You "speak [a language]" or you can "talk in [a language]". However, the first one will mean you can speak it, as in you are able to converse in it or use it, and the second implies you are having a conversation with someone in it. So you can say, "they are speaking Finnish" (they are speaking Finnish to eachother, to a group, or reading something out in it), "they speak Finnish" (they are able to speak Finnish), "they talk in Finnish" (i.e. [when doing one thing] they use Finnish), or "they are talking in Finnish" (they are talking to eachother using Finnish).
"They are speaking [a language other than English]" can also imply it is hard to understand them or they are talking nonsense.
I am inclined to agree with devalenteriel. In training for teaching English as a second language, we were told to discourage students from using constructions like "talk English" as they sound unnatural to so many native speakers, and many textbooks emphasise that it is a mistake. http://dictionary.cambridge.org/us/grammar/british-grammar/speak-or-talk http://www.englishgrammar.org/speak-talk-difference/
However, because the aim here is to learn Swedish rather than English and because some native speakers seem to be ok with using "talk" in this way (although it is much more common to use "speak"), we are accepting it as a translation.
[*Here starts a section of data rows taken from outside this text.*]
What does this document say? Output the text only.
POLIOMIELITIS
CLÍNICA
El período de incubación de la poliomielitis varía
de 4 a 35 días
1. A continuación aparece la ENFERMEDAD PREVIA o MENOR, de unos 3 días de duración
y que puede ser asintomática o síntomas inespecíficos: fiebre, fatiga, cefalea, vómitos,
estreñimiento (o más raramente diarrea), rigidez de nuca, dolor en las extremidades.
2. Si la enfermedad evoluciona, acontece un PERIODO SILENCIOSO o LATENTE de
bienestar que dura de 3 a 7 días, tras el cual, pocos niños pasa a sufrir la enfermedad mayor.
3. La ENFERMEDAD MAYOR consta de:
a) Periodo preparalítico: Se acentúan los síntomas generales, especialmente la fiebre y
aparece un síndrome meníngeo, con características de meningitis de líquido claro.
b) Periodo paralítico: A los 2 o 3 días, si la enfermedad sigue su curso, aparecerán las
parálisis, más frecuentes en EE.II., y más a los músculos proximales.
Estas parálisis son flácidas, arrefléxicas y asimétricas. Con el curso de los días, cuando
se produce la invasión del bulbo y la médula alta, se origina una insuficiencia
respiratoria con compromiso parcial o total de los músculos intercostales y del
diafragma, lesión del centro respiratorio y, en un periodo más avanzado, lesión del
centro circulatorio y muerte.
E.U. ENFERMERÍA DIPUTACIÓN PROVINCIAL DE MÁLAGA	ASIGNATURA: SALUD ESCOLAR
Family relations are such that there are just so many synonyms, and each accepted solution has to be entered manually. So if you decide to add one synonym, you have to go through all sentences that have that word, and then add another accepted translation for every permutation of possible solutions to each of those sentences.
If Duolingo's system worked differently, I'm sure some words - like "folks" for "parents" - would have been at least brought up for consideration. But for now, there are practical reasons for sticking to the "main" translations, if you will.
We have a saying for this in Sweden, by the way. :) Kärt barn har många namn. - "A treasured child goes by many names."